What do New Order, The Cardiacs, Lacuna Coil, Depeche Mode & Blurr Thrower have in common? Well, they all have album covers with flowers as a central motif. I have been trying to work out what flowers adorn Les voûtes and what their significance is but am neither a botanist or a French speaker so am a bit lost about it all, especially seeing them on an atmospheric black metal album. Still, it’s a striking image and Blurr Thrower are a striking band having proven that on their debut EP Les avatars du vide back in 2018. This release provided 2 massive tracks of harrowing and abrasive music dealing with mental anguish and psychological torment. Perhaps on continuing with these themes, on an album whose title and first track translates to Vaults and Dungeon, illustrates the fragile state of the mind and how it disintegrates like flowers themselves?

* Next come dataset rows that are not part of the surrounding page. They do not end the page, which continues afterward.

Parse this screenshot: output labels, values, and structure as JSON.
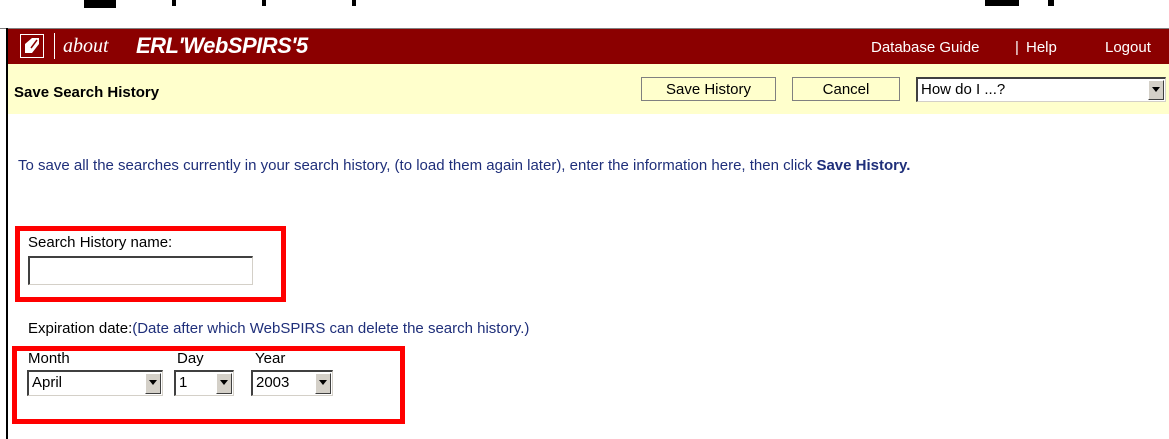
{
  "banner": {
    "brand_about": "about",
    "brand_product": "ERL'WebSPIRS'5",
    "database_guide_link": "Database Guide",
    "separator": "|",
    "help_link": "Help",
    "logout_link": "Logout",
    "background_color": "#8b0000"
  },
  "toolbar": {
    "page_title": "Save Search History",
    "save_history_label": "Save History",
    "cancel_label": "Cancel",
    "how_do_i_value": "How do I ...?",
    "background_color": "#ffffcc"
  },
  "main": {
    "intro_text": "To save all the searches currently in your search history, (to load them again later), enter the information here, then click ",
    "intro_bold": "Save History.",
    "history_name_label": "Search History name:",
    "history_name_value": "",
    "expiration_label": "Expiration date:",
    "expiration_note": "(Date after which WebSPIRS can delete the search history.)",
    "month_label": "Month",
    "day_label": "Day",
    "year_label": "Year",
    "month_value": "April",
    "day_value": "1",
    "year_value": "2003",
    "highlight_color": "#ff0000",
    "text_color": "#1f2f7a"
  }
}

Anyway, let’s move onto safer ground, the music itself. Playing the EP and album back-to- back I was blown into and nearly through the wall when ‘Cachot’ honed in. Having not adjusted the volume I can safely say the production here is somewhat louder! This is after it sets itself up with a shrill tone and unleashes a huge scream with everything else crunching in on top of it. The EP set up the quaking, shaking sonic template and the album, this time with similar running time but 4 tracks solidifies on this with meaty multi-layered ballast. Not much is known about the people behind the music apart from the fact they are from Paris, we don’t even know how many there are in the group although I would have a guess that they might be a duo, one providing the music and the other the hollering wild yells and screams.
Musically this hammers and smashes using vigorous brute force through its movements. There is not a huge amount of change through individual tracks and there is no break between songs. Space is filled by trembling distortion and like everything else presented it is elongated and suffocates, clinging to the listener for nearly unbearable lengths of time; well, that’s what it feels like. It’s the only respite from the massive disgruntled and deranged yells that follow every other step of the way and torture with their anguished rage. This is not a particularly comforting listening experience but that certainly doesn’t mean it is not something that is good and a pleasure to experience. I am reminded a bit of the Cascadian way of doing things, that could be the wild progressive thrust of the music as well as the trembling freneticism of a band such as Boss-De-Nage. I guess that poses the question of whether you would describe Blurr Thrower as Post Black Metal or not, but there’s certainly nothing nice and delicate about what we are confronted with here.
It’s not an album to dissect track by track, everything does Blurr into each other, shifts are subtle as one track builds and prepares to throw you into its main tumult; never has a name been quite so apt for a band. At first this just battered me into submission but there are subtleties between the folds and I have found this growing on me, even if it has been slapping me round the face in the process. Retaining an all too rare mystery about themselves Blurr Thrower are a bit of an enigma in every respect. With valentine’s day coming up this could be a very good gift, if you say it with flowers they only die, the rancid bloom here will be fragrant for plenty of time to come.